= Bonita Norris =

British mountain climber

Bonita Norris (born 1987) is best known for becoming the youngest British woman to reach the summit of Mount Everest at the age of 22 from May 2010 until May 2012, when her record was broken by Leanna Shuttleworth, aged 19.

In 2011 Bonita climbed Ama Dablam with Lhakpa Wongchu Sherpa and in 2012, Bonita returned to the Himalayas for her fifth expedition, to attempt Lhotse, the world's fourth-highest mountain. She successfully summited on 28 May 2012, becoming the third British woman to do so. In 2016, Bonita attempted to climb the world's second-highest peak, K2 in Pakistan, but was unsuccessful.

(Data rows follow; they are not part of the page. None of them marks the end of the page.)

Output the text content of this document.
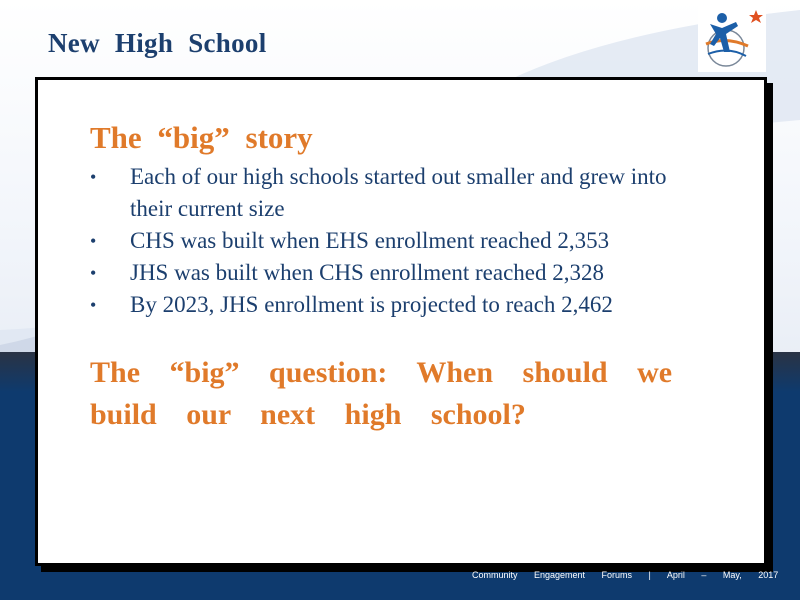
New High School
The “big” story
• Each of our high schools started out smaller and grew into their current size
• CHS was built when EHS enrollment reached 2,353
• JHS was built when CHS enrollment reached 2,328
• By 2023, JHS enrollment is projected to reach 2,462
The “big” question: When should we build our next high school?
Community Engagement Forums | April – May, 2017
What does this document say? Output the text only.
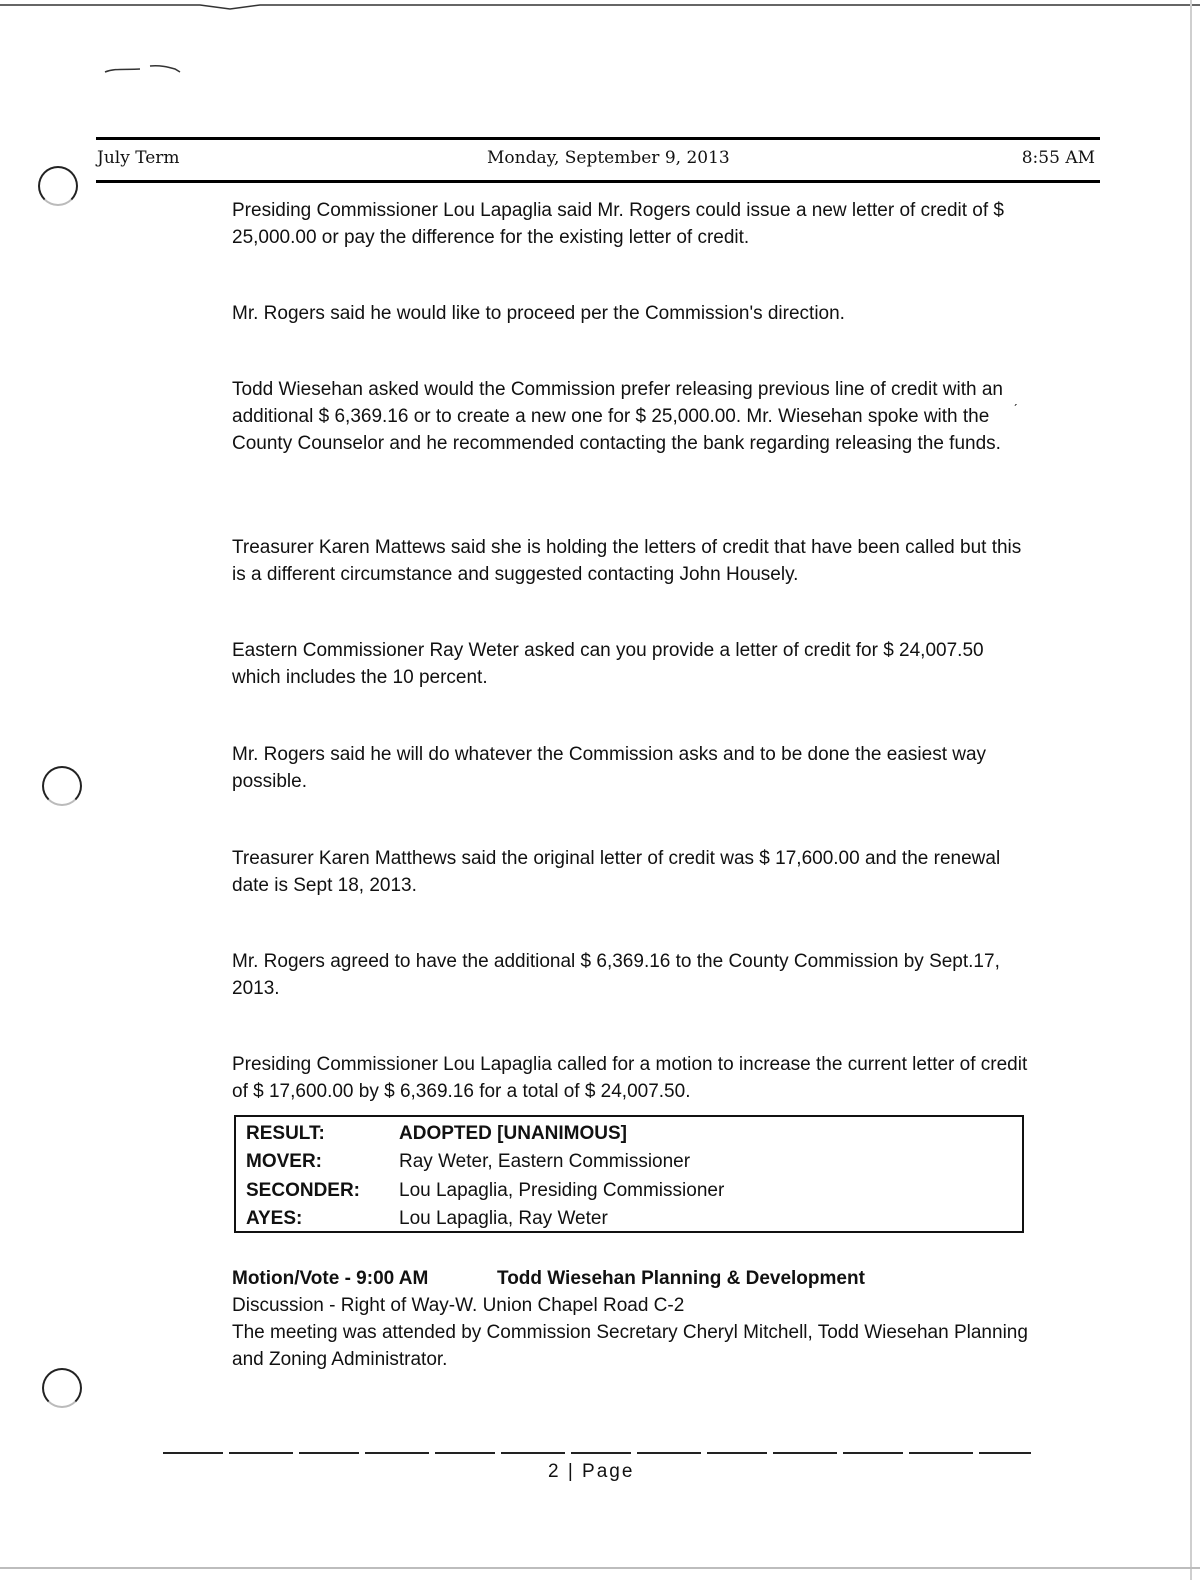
July Term	Monday, September 9, 2013	8:55 AM

Presiding Commissioner Lou Lapaglia said Mr. Rogers could issue a new letter of credit of $ 25,000.00 or pay the difference for the existing letter of credit.

Mr. Rogers said he would like to proceed per the Commission's direction.

Todd Wiesehan asked would the Commission prefer releasing previous line of credit with an additional $ 6,369.16 or to create a new one for $ 25,000.00. Mr. Wiesehan spoke with the County Counselor and he recommended contacting the bank regarding releasing the funds.

ˏ

Treasurer Karen Mattews said she is holding the letters of credit that have been called but this is a different circumstance and suggested contacting John Housely.

Eastern Commissioner Ray Weter asked can you provide a letter of credit for $ 24,007.50 which includes the 10 percent.

Mr. Rogers said he will do whatever the Commission asks and to be done the easiest way possible.

Treasurer Karen Matthews said the original letter of credit was $ 17,600.00 and the renewal date is Sept 18, 2013.

Mr. Rogers agreed to have the additional $ 6,369.16 to the County Commission by Sept.17, 2013.

Presiding Commissioner Lou Lapaglia called for a motion to increase the current letter of credit of $ 17,600.00 by $ 6,369.16 for a total of $ 24,007.50.

RESULT:	ADOPTED [UNANIMOUS]
MOVER:	Ray Weter, Eastern Commissioner
SECONDER: Lou Lapaglia, Presiding Commissioner
AYES:	Lou Lapaglia, Ray Weter
Motion/Vote - 9:00 AM	Todd Wiesehan Planning & Development
Discussion - Right of Way-W. Union Chapel Road C-2
The meeting was attended by Commission Secretary Cheryl Mitchell, Todd Wiesehan Planning and Zoning Administrator.
2 | Page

==Notable expeditions and climbs==

- Manaslu fore summit, 8163m (2009)
- Mount Everest, 8848m (2010)
- Last-degree ski expedition to the geographic North Pole (2011)
- Ama Dablam, 6812m (2011)
- Mount Kilimanjaro, 5995m (2011)
- Imja Tse (Island Peak), 6189m (2012)
- Mount Kilimanjaro, 5995m (2012)
- Lhotse, 8516m (2012)

==Books==

In 2017, Bonita published her memoir, The Girl Who Climbed Everest, in hardback by Hodder & Stoughton. The paperback version reached number 1 in the Amazon Mountaineering book chart in 2022.

==Personal life==
Bonita attended The Holt School, located in Wokingham, Berkshire, England. She went on to study at Royal Holloway, University of London, graduating in 2009 with a BA Media Arts.

Bonita has two children and lives in London with her husband, the former competition climber, Adrian Baxter.